Thursday, March 12, 2009

The Intermediate Representation

In this post I will show an example of the Intermediate Language previously described. 

As previously mentioned there are more or less four basic operations.

  • 1. operation()             <- for math, takes operands and operators
  • 2. load $register        <- implicitly retrieves data from the memory address resulting from the previous operation and puts it into $register
  • 3. store $register      <- stores $register into the implicit result of the previous operat
  • 4. branch_true           <- branch if the previous operation is != 0 , otherwise fall through

For now call and ret operations are also used to make function detection more manageable. In the future these will be removed, as they can be derived from combinations of load/branch. 

Here is some sample output from the MIPS translator on the print2lpr binary. In addition some basic analysis has been performed to resolve GOT entries and strings. This is fully automated but register propagation is very basic at the moment. Be sure to check out the code at http://rpisec.net/repositories/show/rcosbinstat.
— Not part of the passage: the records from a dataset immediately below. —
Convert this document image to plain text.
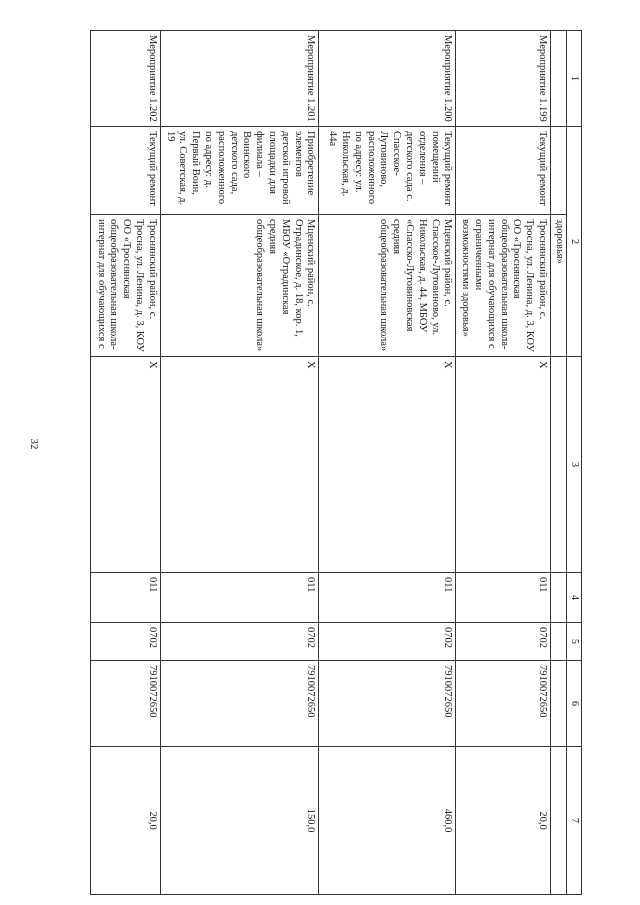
32
1	2		3	4	5	6	7
		здоровья»					
Мероприятие 1.199	Текущий ремонт	Троснянский район, с. Тросна, ул. Ленина, д. 3, КОУ ОО «Троснянская общеобразовательная школа-интернат для обучающихся с ограниченными возможностями здоровья»	Х	011	0702	7910072650	20,0
Мероприятие 1.200	Текущий ремонт помещений отделения – детского сада с. Спасское-Лутовиново, расположенного по адресу: ул. Никольская, д. 44а	Мценский район, с. Спасское-Лутовиново, ул. Никольская, д. 44, МБОУ «Спасско-Лутовиновская средняя общеобразовательная школа»	Х	011	0702	7910072650	460,0
Мероприятие 1.201	Приобретение элементов детской игровой площадки для филиала – Воинского детского сада, расположенного по адресу: д. Первый Воин, ул. Советская, д. 19	Мценский район, с. Отрадинское, д. 18, кор. 1, МБОУ «Отрадинская средняя общеобразовательная школа»	Х	011	0702	7910072650	150,0
Мероприятие 1.202	Текущий ремонт	Троснянский район, с. Тросна, ул. Ленина, д. 3, КОУ ОО «Троснянская общеобразовательная школа-интернат для обучающихся с	Х	011	0702	7910072650	20,0
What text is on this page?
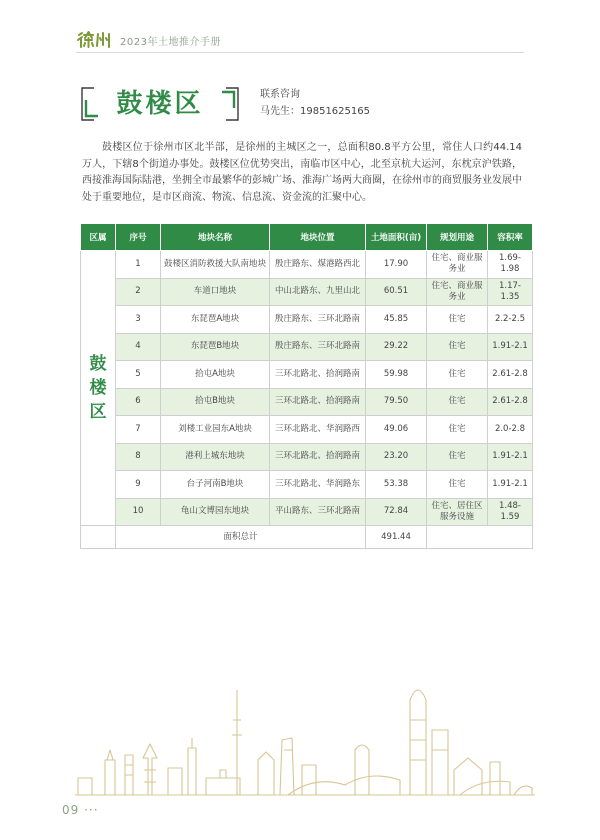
2023年土地推介手册
鼓楼区	联系咨询
马先生：19851625165

鼓楼区位于徐州市区北半部，是徐州的主城区之一，总面积80.8平方公里，常住人口约44.14万人，下辖8个街道办事处。鼓楼区位优势突出，南临市区中心，北至京杭大运河，东枕京沪铁路，西接淮海国际陆港，坐拥全市最繁华的彭城广场、淮海广场两大商圈，在徐州市的商贸服务业发展中处于重要地位，是市区商流、物流、信息流、资金流的汇聚中心。

区属	序号	地块名称	地块位置	土地面积(亩)	规划用途	容积率
鼓楼区	1	鼓楼区消防救援大队南地块	殷庄路东、煤港路西北	17.90	住宅、商业服务业	1.69-1.98
	2	车道口地块	中山北路东、九里山北	60.51	住宅、商业服务业	1.17-1.35
	3	东琵琶A地块	殷庄路东、三环北路南	45.85	住宅	2.2-2.5
	4	东琵琶B地块	殷庄路东、三环北路南	29.22	住宅	1.91-2.1
	5	拾屯A地块	三环北路北、拾润路南	59.98	住宅	2.61-2.8
	6	拾屯B地块	三环北路北、拾润路南	79.50	住宅	2.61-2.8
	7	刘楼工业园东A地块	三环北路北、华润路西	49.06	住宅	2.0-2.8
	8	港利上城东地块	三环北路北、拾润路南	23.20	住宅	1.91-2.1
	9	台子河南B地块	三环北路北、华润路东	53.38	住宅	1.91-2.1
	10	龟山文博园东地块	平山路东、三环北路南	72.84	住宅、居住区服务设施	1.48-1.59
	面积总计			491.44		
09 ···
The majority of that code is in the libtransform function in mips_translator.py 

0x4023ec ($28, '+', -32460)     
0x4023ec LOAD $25     ### getenv
0x4023f0 ($4, '=', $4, '+', 1588)     %%%% "LPUSER"
0x4023f4 ($0, '=', $0, '<<', $0)     
0x4023f8 ($31, '=', $32, '+', 4)     
0x4023f8 CALL $25     
0x4023fc ($29, '+', 48)     
0x4023fc LOAD $28     
0x402400 ($6, '=', $2, '|', $0)     
0x402404 ($2, '==', $0)     
0x402404 BRANCH loc_0x402428     
---end of block---

--- block 402408 -> 402424:13--
parents:  []
branches:  0x402428 0x0
0x402408 ($28, '+', -32692)     
0x402408 LOAD $5     %% (10000000)
0x40240c ($28, '+', -32556)     
0x40240c LOAD $25     ### sprintf
0x402410 ($4, '=', $16, '|', $0)     
0x402414 ($5, '=', $5, '+', 1596)     %%%% "P%s
0x402418 ($31, '=', $32, '+', 4)     
0x402418 CALL $25     
0x40241c ($29, '+', 48)     
0x40241c LOAD $28     
0x402420 ($16, '=', $16, '+', $2)     

On MIPS arguments are passed in registers $4 - $8 and then the stack. It would be nice to automate that translation but I haven't had a chance to. Anyway, let's look at how the sprintf function is being called.

Note that register $16 points to a global write buffer in the BSS. sprintf takes 2 arguments and then a variable number of arguments:  

sprintf(dest, fmt, .... ) 
$4 is the destination <- $16 = global write buffer
$5 is the format string <- "P%s"
$6 is $2. 

Return values on MIPS are placed in $v1/$v2 which are registers $1/$2.  Looking up at the previous code block the last call was to getenv("LPBUF"); 

Our code is then

write_buf += sprintf(write_buf, "P%s", getenv("LPBUF")); 

We are still quite a ways from automating that higher level translation, but having automated string and library resolution is certainly nice.

By the way, this particular code segment was not exploitable as there is nothing good after the global BSS buffer. If you're really interested in Irix bugs, get a life, or contact me :-).

Back to the topic at hand. The IR looks to be painfully simple. This is to make analysis very easy in the long term. In addition forcing this simplicity makes translation from other architectures better possible. Analysis tools will then be much more useful as platforms change and so on.